Good idea! I just voted for it.
It's not a perfect solution, but maybe a way around a 'fake' page view being triggered is to use the forms 2.0 API - embed a hidden form in the page and check for the form submission in the campaign instead of a page view (include the URL of the page as a hidden field in the form and you can easily re-use). Then, depending where the page is hosted (either on your own server or a mkto landing page), you can also add a layer of checks to make sure it's a real browser before allowing that form script to run - eg check user agent header, maybe a delay of a second, assuming a bot's session is very short - of course, if a bot really wants to mimic a human, then it's going to be pretty hard to detect, but that should help weed out the most obvious ones.
Note: if the page is accessible publicly as well as from your email, then you'll also likely want to add some conditions around loading the form script so that it only runs for known users, otherwise, you'll end up with a whole lot of unidentified users that count towards your allocated users (because as soon as a form is submitted, it counts as an identified user, even if name and email are blank)
of course, if a bot really wants to mimic a human, then it's going to be pretty hard to detect
Right, and the inability to distinguish between the two is key to scanner technology working at all. You can't distinguish based on User-Agent because scanners purposely use real, headless browsers. If you could check based on the User-Agent, then so could the person running a malicious site, and the scanner would be rendered worthless.
If you require form submission before registering the initial hit, then it's even easier than what you've described! Problem is that marketers want to know if someone clicked, even if they don't convert via form. That's the hard part.
Wouldn't you just use request campaign and add the filters in the requested campaign's smart list?
RE: detecting link clicks after clicking through from an email AND visiting a webpage, doable using munchkin API:
if(location.search.indexOf('mkt_tok') != -1){
$("a").addClass("tracklink");
$("a.tracklink").click(function(){
Munchkin.munchkinFunction('visitWebPage', {
'url': '/email-visit-click'
});
});
}
Will add the class "tracklink" to all <a> tags if mkt_tok is present in the url search string. adds a listener to a.tracklink so when it's clicked it fires a munchkin visitwebpage to Marketo. You can then use the visited webpage filter for everyone who's visited "/email-visit-click"
People seem to think this is easy to solve using only the tools available in the browser. It's not.
Just replying to Dan's post..
But now that we're faced with a third variable - and since Marketo doesn't support conditional "choice" logic (where we would need a second level choice of "clicked link on specific web page") - we're kinda stuck. Heck, there's not even a choice that allows you to select the link constrained by a web page. I believe Sanford has been toying with a custom activity that would identify when all three of these actions have occurred, but nothing's been published as of yet.
1. Checking the network traffic in chrome, the custom munchkin event does fire and the made up page is also pre-populating in visited webpage dropdowns in Marketo
2. This is just a suggestion to which the goal was to track 1. Email click -> 2. Visited webpage -> 3. Clicked link on webpage. But all in one session starting with the email click.
3. Again, this would let you track 1, 2, and 3 above without worrying about historical click activities. Plus I suppose it'd make things easier because you can just listen for a single visited webpage activity
1. Checking the network traffic in chrome, the custom munchkin event does fire and the made up page is also pre-populating in visited webpage dropdowns in Marketo
You haven't tested this sufficiently. The definition of an async XHR is that it cannot be guaranteed to finish before the page unloads. Sometimes an XHR will complete, sometimes not. Network conditions, the speed of the subsequent page's TTFB, and browser heuristics are all involved. That uncertainty is not up for debate, it's been understood for like 15 years now, and it's the reason that the alternative Beacon API exists (in some browsers, unfortunately not all). Munchkin doesn't use beacons unless you use my adapter but even so will never work in Safari and IE.
2. This is just a suggestion to which the goal was to track 1. Email click -> 2. Visited webpage -> 3. Clicked link on webpage. But all in one session starting with the email click.

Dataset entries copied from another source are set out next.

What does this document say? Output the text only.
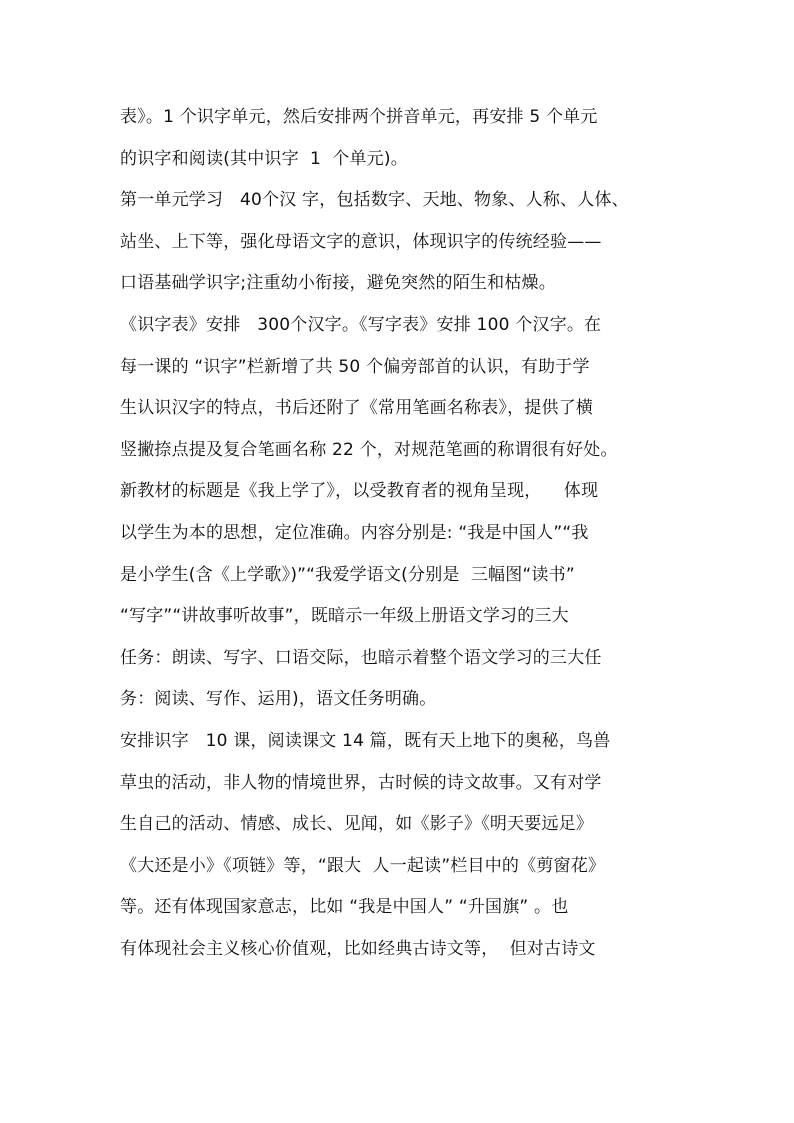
表》。1 个识字单元，然后安排两个拼音单元，再安排 5 个单元
的识字和阅读(其中识字  1  个单元)。
第一单元学习   40个汉 字，包括数字、天地、物象、人称、人体、
站坐、上下等，强化母语文字的意识，体现识字的传统经验——
口语基础学识字;注重幼小衔接，避免突然的陌生和枯燥。
《识字表》安排   300个汉字。《写字表》安排 100 个汉字。在
每一课的 “识字”栏新增了共 50 个偏旁部首的认识，有助于学
生认识汉字的特点，书后还附了《常用笔画名称表》，提供了横
竖撇捺点提及复合笔画名称 22 个，对规范笔画的称谓很有好处。
新教材的标题是《我上学了》，以受教育者的视角呈现，    体现
以学生为本的思想，定位准确。内容分别是: “我是中国人”“我
是小学生(含《上学歌》)”“我爱学语文(分别是  三幅图“读书”
“写字”“讲故事听故事”，既暗示一年级上册语文学习的三大
任务：朗读、写字、口语交际，也暗示着整个语文学习的三大任
务：阅读、写作、运用)，语文任务明确。
安排识字   10 课，阅读课文 14 篇，既有天上地下的奥秘，鸟兽
草虫的活动，非人物的情境世界，古时候的诗文故事。又有对学
生自己的活动、情感、成长、见闻，如《影子》《明天要远足》
《大还是小》《项链》等，“跟大  人一起读”栏目中的《剪窗花》
等。还有体现国家意志，比如 “我是中国人” “升国旗” 。也
有体现社会主义核心价值观，比如经典古诗文等，  但对古诗文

If you change the goal to "There must be a deliberate human interaction after the pageview" that's a new goal, and you don't need to do a fake Visit Web Page for for that. But we can't keep moving the goalposts of what a Click Email represents, or used to represent!

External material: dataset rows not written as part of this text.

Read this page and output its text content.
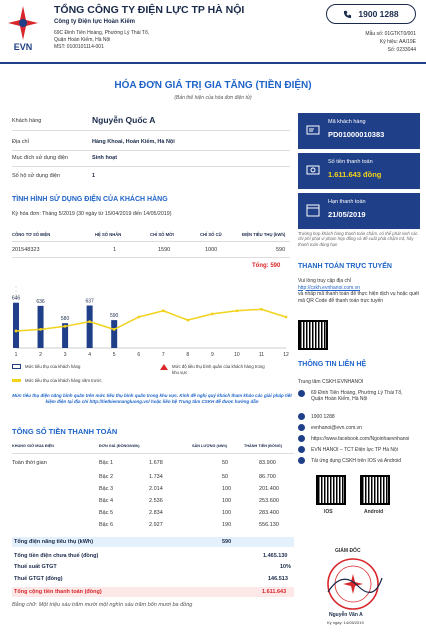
EVN
TỔNG CÔNG TY ĐIỆN LỰC TP HÀ NỘI
Công ty Điện lực Hoàn Kiếm
69C Đinh Tiên Hoàng, Phường Lý Thái Tổ,
Quận Hoàn Kiếm, Hà Nội
MST: 0100101114-001
1900 1288
Mẫu số: 01GTKT0/001
Ký hiệu: AA/19E
Số: 0233044
HÓA ĐƠN GIÁ TRỊ GIA TĂNG (TIỀN ĐIỆN)
(Bản thể hiện của hóa đơn điện tử)
Khách hàng	Nguyễn Quốc A
Địa chỉ	Hàng Khoai, Hoàn Kiếm, Hà Nội
Mục đích sử dụng điện	Sinh hoạt
Số hộ sử dụng điện	1
Mã khách hàng
PD01000010383
Số tiền thanh toán
1.611.643 đồng
Hạn thanh toán
21/05/2019
Trường hợp khách hàng thanh toán chậm, có thể phát sinh các chi phí phạt vi phạm hợp đồng và để xuất phát chậm trả, hãy thanh toán đúng hạn
TÌNH HÌNH SỬ DỤNG ĐIỆN CỦA KHÁCH HÀNG
Kỳ hóa đơn: Tháng 5/2019 (30 ngày từ 15/04/2019 đến 14/05/2019)
CÔNG TƠ SỐ ĐIỆN	HỆ SỐ NHÂN	CHỈ SỐ MỚI	CHỈ SỐ CŨ	ĐIỆN TIÊU THỤ (kWh)
201548323	1	1590	1000	590
Tổng: 590
646
636
580
637
590
1	2	3	4	5	6	7	8	9	10	11	12
Mức tiêu thụ của khách hàng
Mức tiêu thụ của khách hàng năm trước
Mức độ tiêu thụ bình quân của khách hàng trong khu vực
Mức tiêu thụ điện năng bình quân trên mức tiêu thụ bình quân trong khu vực. Kính đề nghị quý khách tham khảo các giải pháp tiết kiệm điện tại địa chỉ http://tietkiemnangluong.vn/ hoặc liên hệ Trung tâm CSKH để được hướng dẫn
TỔNG SỐ TIỀN THANH TOÁN
KHUNG GIỜ MUA ĐIỆN	ĐƠN GIÁ (ĐỒNG/kWh)	SẢN LƯỢNG (kWh)	THÀNH TIỀN (ĐỒNG)
Toàn thời gian	Bậc 1	1.678	50	83.900
Bậc 2	1.734	50	86.700
Bậc 3	2.014	100	201.400
Bậc 4	2.536	100	253.600
Bậc 5	2.834	100	283.400
Bậc 6	2.927	190	556.130
Tổng điện năng tiêu thụ (kWh)	590
Tổng tiền điện chưa thuế (đồng)	1.465.130
Thuế suất GTGT	10%
Thuế GTGT (đồng)	146.513
Tổng cộng tiền thanh toán (đồng)	1.611.643
Bằng chữ: Một triệu sáu trăm mười một nghìn sáu trăm bốn mươi ba đồng
THANH TOÁN TRỰC TUYẾN
Vui lòng truy cập địa chỉ
http://cskh.evnhanoi.com.vn
và nhấp mã thanh toán để thực hiện dịch vụ hoặc quét mã QR Code để thanh toán trực tuyến
THÔNG TIN LIÊN HỆ
Trung tâm CSKH EVNHANOI
69 Đinh Tiên Hoàng, Phường Lý Thái Tổ, Quận Hoàn Kiếm, Hà Nội
1900 1288
evnhanoi@evn.com.vn
https://www.facebook.com/Ngoinhaevnhanoi
EVN HANOI – TCT Điện lực TP Hà Nội
Tải ứng dụng CSKH trên IOS và Android
IOS	Android
GIÁM ĐỐC
Nguyễn Văn A
Ký ngày: 14/05/2019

3. Again, this would let you track 1, 2, and 3 above without worrying about historical click activities. Plus I suppose it'd make things easier because you can just listen for a single visited webpage activity
You can already listen for a single Click Link activity constrained by the web page, which will always be logged for the same click event you're adding a second event listener for. I'm not understanding what else you get from a fake Visit Web Page, even if it were made reliable.
Hi Dan,
You can use smart list and "member of smart list" in your choices if you need some advanced logic.
-Greg
Hi Greg - yeah, we use this approach for some of our smaller requirements. This would not be a scalable approach here though - given the number of different types of emails we send and landing pages where we're driving traffic to.